Salesforce Service Event Tracking

As more and more services to move to the cloud, security professionals must become more vigilant at monitoring usage and tracking access.  SecurityCenter Continuous View (CV) users have a new tool in their arsenal: the LCE Web Query Client. The new LCE Web Query Client can monitor Salesforce cloud services, and this dashboard assembles the data in a fashion that is easy to read and understand.

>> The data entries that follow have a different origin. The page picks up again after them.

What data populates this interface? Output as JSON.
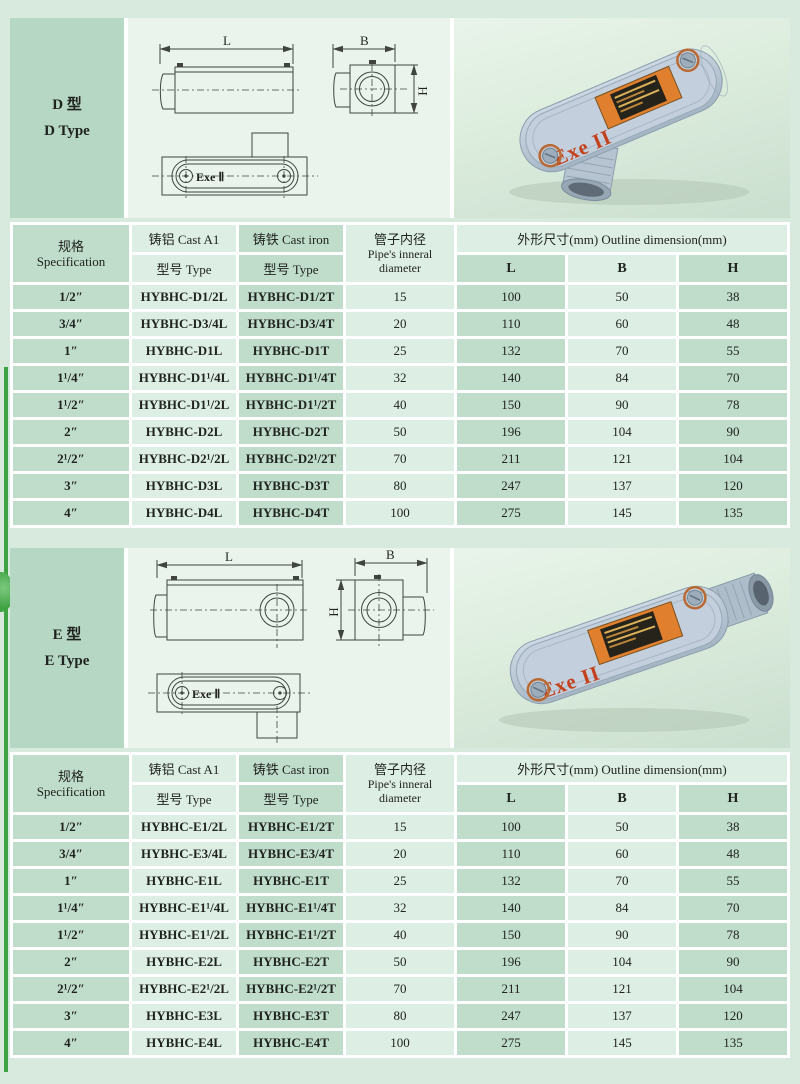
{
  "colors": {
    "page_bg": "#d8eade",
    "cell_dark": "#c0ddcc",
    "cell_light": "#ddefe5",
    "type_label_cell": "#b7d7c5",
    "edge_bar_green": "#3fa344",
    "product_marking_orange": "#c3421d",
    "nameplate_orange": "#e0802e"
  },
  "sections": [
    {
      "id": "D",
      "label_line1": "D 型",
      "label_line2": "D Type",
      "drawing": {
        "dim_length": "L",
        "dim_width": "B",
        "dim_height": "H",
        "cover_marking": "Exe Ⅱ"
      },
      "photo": {
        "cover_marking": "Exe II"
      },
      "table": {
        "header": {
          "spec_cn": "规格",
          "spec_en": "Specification",
          "cast_aluminum": "铸铝 Cast A1",
          "cast_iron": "铸铁 Cast iron",
          "type_label": "型号 Type",
          "pipe_cn": "管子内径",
          "pipe_en_line1": "Pipe's inneral",
          "pipe_en_line2": "diameter",
          "outline": "外形尺寸(mm) Outline dimension(mm)",
          "col_l": "L",
          "col_b": "B",
          "col_h": "H"
        },
        "rows": [
          {
            "spec": "1/2″",
            "al": "HYBHC-D1/2L",
            "iron": "HYBHC-D1/2T",
            "pipe": "15",
            "l": "100",
            "b": "50",
            "h": "38"
          },
          {
            "spec": "3/4″",
            "al": "HYBHC-D3/4L",
            "iron": "HYBHC-D3/4T",
            "pipe": "20",
            "l": "110",
            "b": "60",
            "h": "48"
          },
          {
            "spec": "1″",
            "al": "HYBHC-D1L",
            "iron": "HYBHC-D1T",
            "pipe": "25",
            "l": "132",
            "b": "70",
            "h": "55"
          },
          {
            "spec": "1¹/4″",
            "al": "HYBHC-D1¹/4L",
            "iron": "HYBHC-D1¹/4T",
            "pipe": "32",
            "l": "140",
            "b": "84",
            "h": "70"
          },
          {
            "spec": "1¹/2″",
            "al": "HYBHC-D1¹/2L",
            "iron": "HYBHC-D1¹/2T",
            "pipe": "40",
            "l": "150",
            "b": "90",
            "h": "78"
          },
          {
            "spec": "2″",
            "al": "HYBHC-D2L",
            "iron": "HYBHC-D2T",
            "pipe": "50",
            "l": "196",
            "b": "104",
            "h": "90"
          },
          {
            "spec": "2¹/2″",
            "al": "HYBHC-D2¹/2L",
            "iron": "HYBHC-D2¹/2T",
            "pipe": "70",
            "l": "211",
            "b": "121",
            "h": "104"
          },
          {
            "spec": "3″",
            "al": "HYBHC-D3L",
            "iron": "HYBHC-D3T",
            "pipe": "80",
            "l": "247",
            "b": "137",
            "h": "120"
          },
          {
            "spec": "4″",
            "al": "HYBHC-D4L",
            "iron": "HYBHC-D4T",
            "pipe": "100",
            "l": "275",
            "b": "145",
            "h": "135"
          }
        ]
      }
    },
    {
      "id": "E",
      "label_line1": "E 型",
      "label_line2": "E Type",
      "drawing": {
        "dim_length": "L",
        "dim_width": "B",
        "dim_height": "H",
        "cover_marking": "Exe Ⅱ"
      },
      "photo": {
        "cover_marking": "Exe II"
      },
      "table": {
        "header": {
          "spec_cn": "规格",
          "spec_en": "Specification",
          "cast_aluminum": "铸铝 Cast A1",
          "cast_iron": "铸铁 Cast iron",
          "type_label": "型号 Type",
          "pipe_cn": "管子内径",
          "pipe_en_line1": "Pipe's inneral",
          "pipe_en_line2": "diameter",
          "outline": "外形尺寸(mm) Outline dimension(mm)",
          "col_l": "L",
          "col_b": "B",
          "col_h": "H"
        },
        "rows": [
          {
            "spec": "1/2″",
            "al": "HYBHC-E1/2L",
            "iron": "HYBHC-E1/2T",
            "pipe": "15",
            "l": "100",
            "b": "50",
            "h": "38"
          },
          {
            "spec": "3/4″",
            "al": "HYBHC-E3/4L",
            "iron": "HYBHC-E3/4T",
            "pipe": "20",
            "l": "110",
            "b": "60",
            "h": "48"
          },
          {
            "spec": "1″",
            "al": "HYBHC-E1L",
            "iron": "HYBHC-E1T",
            "pipe": "25",
            "l": "132",
            "b": "70",
            "h": "55"
          },
          {
            "spec": "1¹/4″",
            "al": "HYBHC-E1¹/4L",
            "iron": "HYBHC-E1¹/4T",
            "pipe": "32",
            "l": "140",
            "b": "84",
            "h": "70"
          },
          {
            "spec": "1¹/2″",
            "al": "HYBHC-E1¹/2L",
            "iron": "HYBHC-E1¹/2T",
            "pipe": "40",
            "l": "150",
            "b": "90",
            "h": "78"
          },
          {
            "spec": "2″",
            "al": "HYBHC-E2L",
            "iron": "HYBHC-E2T",
            "pipe": "50",
            "l": "196",
            "b": "104",
            "h": "90"
          },
          {
            "spec": "2¹/2″",
            "al": "HYBHC-E2¹/2L",
            "iron": "HYBHC-E2¹/2T",
            "pipe": "70",
            "l": "211",
            "b": "121",
            "h": "104"
          },
          {
            "spec": "3″",
            "al": "HYBHC-E3L",
            "iron": "HYBHC-E3T",
            "pipe": "80",
            "l": "247",
            "b": "137",
            "h": "120"
          },
          {
            "spec": "4″",
            "al": "HYBHC-E4L",
            "iron": "HYBHC-E4T",
            "pipe": "100",
            "l": "275",
            "b": "145",
            "h": "135"
          }
        ]
      }
    }
  ]
}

The LCE Web Query Client is used to request event data from RESTful web services. The logs returned from queries are stored and normalized in LCE, allowing the information to be searchable in SecurityCenter CV. The process to configure the LCE Web Query Client begins with supplying API configuration details to the agent for the Salesforce services.  The agent is then directed to send logs to LCE.  The resulting events have the prefix of “Salesforce.”

The Salesforce events are mostly around user access and account changes.  The organization can track the user, IP address where the user connected from, and whether the credentials were valid or not.  This information allows the organization to understand the usage of Salesforce and monitor for unauthorized access attempts.

The dashboard is available in the SecurityCenter Feed, a comprehensive collection of dashboards, reports, Assurance Report Cards, and assets. The report can be easily located in the SecurityCenter Feed under the category Monitoring. The dashboard requirements are:

• SecurityCenter 5.2.0
• LCE 4.6.1
• LCE Web Query Client

Tenable covers all types of users and services, regardless of location, providing continuous monitoring for the new IT landscape. SecurityCenter Continuous View (CV) allows for the most comprehensive and integrated view of network health. Log Correlation Engine (LCE) provides tight integration with SIEMs, log management tools, malware defenses, the PVS network sensor, NetFlow, BYOD, firewalls, web, authentication systems and cloud services. LCE also provides deep event inspection to continuously discover and track users, applications, cloud infrastructure, trust relationships, and vulnerabilities.

Components

Salesforce Events - Events Detected over 7 Days: This matrix provides indicators for each of the Salesforce events monitored.  The LCE Web Query Client has the ability to detect three events using the RESTful API.  Each cell in the indicator uses a saved query for each event.  If the indicator turns purple, then matching logs are detected.

Salesforce Events – Event Vulnerability Summary: This chart provides a summary of the event-based vulnerabilities discovered from event correlation.  The component will display the top ten vulnerabilities, with the plugin IDs in the description matrix to the left of the chart.

Salesforce Events - Accessed From: This table provides the source IP address extracted from the Salesforce events.  The table is sorted based on event count and displays the source IP address, LCE reporting the event, and number of events detected.  The IP addresses on the list should remain relatively the same; when new or uncommon IP addresses appear on the list, their events should be reviewed to determine whether or not they are authorized.

Salesforce Events - User Summary: This table provides a list of user accounts that have logged into Salesforce.  LCE has the ability to extract usernames and provide a brief history of events for each.  The table shows the user, event count, and trend chart.  If the users are marked as unknown, there could be an issue parsing the username from the logs.  Check the “Valid Username Characters” setting in the LCE configuration and increase the value if needed.